Non-coding repeat analyses in patients with Parkinson's disease

Abstract

Introduction: The genetic etiology of Parkinson's disease (PD) is complex; approximately 10% of patients with PD have various gene mutations that lead to familial forms of the disease. Recent analyses of non-coding repeat regions revealed that many neurodegenerative diseases are associated with pathological expansions. We evaluated the genetic background of non-coding repeat expansions in Japanese patients with PD.

Methods: We collected blood samples from 203 Japanese patients with PD and analyzed various non-coding repeat genes, including ATXN8OS, RFC1, C9ORF72, NOTCH2NLC, BEAN1/TK2, and NOP56, using PCR-Sanger sequencing, repeat-primed PCR assay, and long-read sequencing.

Results: Three patients with PD (1.5%) were found to have heterozygous repeat expansions in ATXN8OS, the gene causative of spinocerebellar ataxia type 8 and is associated with long non-coding RNA. One (0.5%) patient had compound heterozygous repeat expansions (AAGGG and ACAGG) in RFC1, the gene causative of cerebellar ataxia, neuropathy, and vestibular areflexia syndrome, which encodes a DNA repair protein. No patient had repeat expansions in C9ORF72, NOTCH2NLC, BEAN1/TK2, or NOP56. All patients with ATXN8OS repeat expansions exhibited typical parkinsonism with relatively rare subjective dysphagia, which was confirmed by videofluoroscopic results. Functional imaging, such as dopamine-transporter single photon emission computed tomography, showed abnormal findings in patients with non-coding repeat expansions.

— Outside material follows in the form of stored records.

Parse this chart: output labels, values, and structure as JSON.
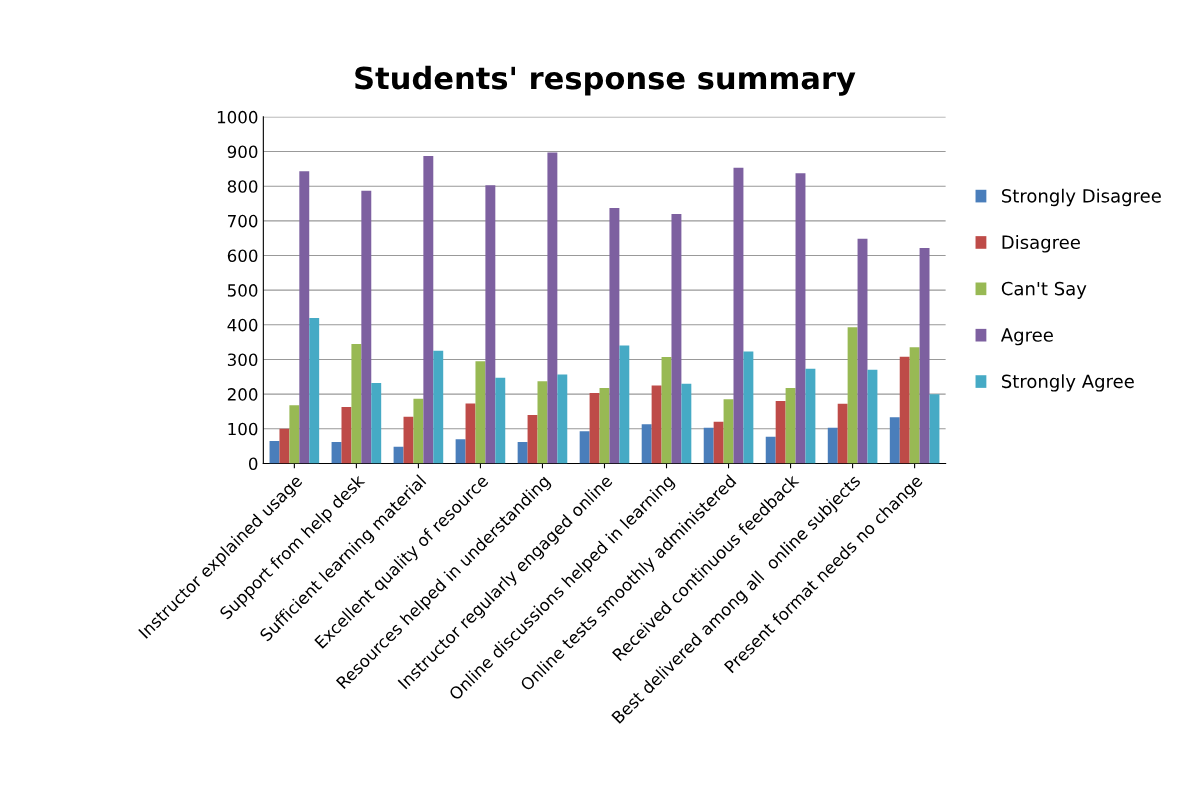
{
  "chart_data": {
    "type": "bar",
    "title": "Students' response summary",
    "categories": [
      "Instructor explained usage",
      "Support from help desk",
      "Sufficient learning material",
      "Excellent quality of resource",
      "Resources helped in understanding",
      "Instructor regularly engaged online",
      "Online discussions helped in learning",
      "Online tests smoothly administered",
      "Received continuous feedback",
      "Best delivered among all  online subjects",
      "Present format needs no change"
    ],
    "series": [
      {
        "name": "Strongly Disagree",
        "color": "#4a7ebb",
        "values": [
          65,
          62,
          48,
          70,
          62,
          93,
          113,
          103,
          77,
          103,
          133
        ]
      },
      {
        "name": "Disagree",
        "color": "#be4b48",
        "values": [
          100,
          163,
          135,
          173,
          140,
          203,
          225,
          120,
          180,
          172,
          308
        ]
      },
      {
        "name": "Can't Say",
        "color": "#98b954",
        "values": [
          168,
          345,
          187,
          295,
          237,
          218,
          307,
          185,
          218,
          393,
          335
        ]
      },
      {
        "name": "Agree",
        "color": "#7d60a0",
        "values": [
          843,
          787,
          887,
          803,
          897,
          737,
          720,
          853,
          837,
          648,
          622
        ]
      },
      {
        "name": "Strongly Agree",
        "color": "#46aac5",
        "values": [
          420,
          232,
          325,
          247,
          257,
          340,
          230,
          323,
          273,
          270,
          200
        ]
      }
    ],
    "ylim": [
      0,
      1000
    ],
    "yticks": [
      0,
      100,
      200,
      300,
      400,
      500,
      600,
      700,
      800,
      900,
      1000
    ],
    "grid": "y",
    "legend": "right"
  }
}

Discussion: Our findings revealed the importance of non-coding repeat expansions in Japanese patients with PD. This is the first study to show the positive result of non-coding repeat expansions in many patients with PD in Japan.

Keywords: Canvas; RFC1; dysphagia; parkinsonism; repeat disease; spinocerebellar ataxia type 8; videofluoroscopic analysis.

Figure 1

Agarose gel electrophoretic analysis of the ATXN8OS gene in patients with Parkinson’s disease (Pt 1–3). Three patients had expansions of the CTA/CTG repeat as indicated, whereas controls (C) had a normal repeat size. M, 100 base pair (bp) marker.

Figure 2

(A) Repeat-primed PCR results for RFC1. Pathological repeats of AAGGG or ACAGG were expanded in a patient with Parkinson’s disease (PD). (B) Long-read sequencing revealed 212 repeats of AAGGG and 651 repeats of ACAGG in the patient with PD.

Figure 3

Imaging results of patients with ATXN8OS repeat expansions. (A) MRI of Patient 1 with 92 repeats (92r) showed no apparent atrophy of the cerebellum (upper panel) or cerebrum (lower panel). (B) MRI of Patient 2 with 101 repeats (101r) showed asymptomatic infarction of the cerebellum (arrow) and slight non-specific atrophy of the cerebellum or mild atrophy of the cerebrum with chronic ischemic lesions. (C) Computed tomography (CT) of the head in Patient 3 with 311 repeats (311r) showed no apparent atrophy of the cerebellum (left panel) or cerebrum (right panel). Dopamine-transporter single photon emission computed tomography showed marked reduction of the uptakes in the striatum. The specific binding ratio was 1.26 on the right striatum and 1.62 on the left.

Figure 4

Videofluoroscopic results in patients with ATXN8OS repeat expansions. (A) A patient with 92 repeats underwent aspiration (arrowhead). (B) A patient with 101 repeats had laryngeal penetration. (C) A patient with 311 repeats also had laryngeal penetration.

Figure 5

Imaging results of patients with RFC1 repeat expansions. (A) MRI of the patient with AAGGG and ACAGG repeat expansions. (B) ¹²³I-metaiodobenzylguanidine myocardial scintigraphy performed on a patient about 1 year after onset showed normal values of heart/mediastinum (H/M) ratio. The H/M ratios were standardized under medium-energy collimator conditions (normal ≥ 2.2). Additionally, the washout ratio was found to have increased (normal ≤ 22%).